Deadlocks aren't the only problem FK constraints' locks are going to cause
you.  It's quite possible you have, somewhere, a small number of rows
referenced via FKs by a huge number of rows. Think about the amount of
locking (not just locks on rows, but internal locks on bits of cache) and
cache coherency logic going on in a production SMP machine.

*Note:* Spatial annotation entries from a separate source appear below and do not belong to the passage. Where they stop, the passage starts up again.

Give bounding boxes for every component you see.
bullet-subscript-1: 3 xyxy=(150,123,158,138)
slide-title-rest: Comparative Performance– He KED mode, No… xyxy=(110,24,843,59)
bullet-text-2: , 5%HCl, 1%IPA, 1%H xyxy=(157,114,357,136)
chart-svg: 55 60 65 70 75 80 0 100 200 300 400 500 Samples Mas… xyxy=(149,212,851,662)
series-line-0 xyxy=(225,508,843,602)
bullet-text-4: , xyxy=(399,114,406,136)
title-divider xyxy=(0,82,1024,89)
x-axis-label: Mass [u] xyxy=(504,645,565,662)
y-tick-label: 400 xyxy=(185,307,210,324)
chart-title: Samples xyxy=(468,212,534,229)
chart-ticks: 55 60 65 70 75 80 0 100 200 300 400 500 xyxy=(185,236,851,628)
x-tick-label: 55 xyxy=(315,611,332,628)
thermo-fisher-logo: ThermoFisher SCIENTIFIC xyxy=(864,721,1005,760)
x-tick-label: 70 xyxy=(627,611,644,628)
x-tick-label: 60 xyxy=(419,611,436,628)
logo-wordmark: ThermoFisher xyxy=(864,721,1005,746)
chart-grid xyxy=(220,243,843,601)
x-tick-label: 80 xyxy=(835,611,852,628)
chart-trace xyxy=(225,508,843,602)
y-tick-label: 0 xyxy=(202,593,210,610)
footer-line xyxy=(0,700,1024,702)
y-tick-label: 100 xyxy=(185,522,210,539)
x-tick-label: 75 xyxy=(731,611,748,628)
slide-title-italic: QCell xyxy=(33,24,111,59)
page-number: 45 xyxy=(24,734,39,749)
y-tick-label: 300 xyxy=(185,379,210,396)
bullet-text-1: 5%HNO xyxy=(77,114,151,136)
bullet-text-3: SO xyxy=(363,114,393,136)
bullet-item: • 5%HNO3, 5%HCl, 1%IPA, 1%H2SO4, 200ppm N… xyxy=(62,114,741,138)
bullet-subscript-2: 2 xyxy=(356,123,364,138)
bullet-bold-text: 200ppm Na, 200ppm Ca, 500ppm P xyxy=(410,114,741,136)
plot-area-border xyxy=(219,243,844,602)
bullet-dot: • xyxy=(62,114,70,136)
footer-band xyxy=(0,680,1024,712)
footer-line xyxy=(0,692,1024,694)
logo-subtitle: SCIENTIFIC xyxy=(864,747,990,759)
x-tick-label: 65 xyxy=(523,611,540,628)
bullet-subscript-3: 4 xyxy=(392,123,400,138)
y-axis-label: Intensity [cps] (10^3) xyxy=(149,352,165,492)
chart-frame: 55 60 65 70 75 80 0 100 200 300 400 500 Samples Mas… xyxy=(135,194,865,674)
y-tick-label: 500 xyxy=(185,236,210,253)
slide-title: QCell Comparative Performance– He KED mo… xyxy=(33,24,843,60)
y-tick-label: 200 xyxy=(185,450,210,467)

It'll depend on your load and schema, of course, but I've found the
constraints to be mostly impractical in my production systems. Some I can
keep, but only if I know that the checks aren't going to be triggered too
often.

> 3) Encapsulate all transactions in some form of retry mechanism that
> traps deadlocks and retries those transactions.
>
> This may not be practicable, and incurs all of the overhead of
> encountering and trapping deadlocks in the first place.  Also, as each
> deadlock occurs, a number of locks will be left active before deadlock
> detection kicks in, increasing the window for further deadlocks.  On a
> busy system, the first deadlock may well trigger a cascade of further
> deadlocks.

It's essential to do this (actually, I always presumed that not checking
for deadlocks was a typical database-newbie mistake and that everyone knew
they needed to; I don't seem to see it mentioned on here much, though).
Unless you have a very simple dataset and simple queries you are not going
to be able to guarantee you won't get deadlocks, from FK checks or
otherwise. You could check every transaction against every other
transaction, I suppose...but you might not know what those are at compile
time, and it'll be a very painful task that'll have to be repeated for
every new query, constraint or trigger you add. You might not even have
control over them. It's also dependent on the inner workings of the
database and bits of schema you aren't really meant to know (consider the
type of lock taken by a FK check, the time it's taken, the order in which
the FK checks are performed and the order of triggers generally).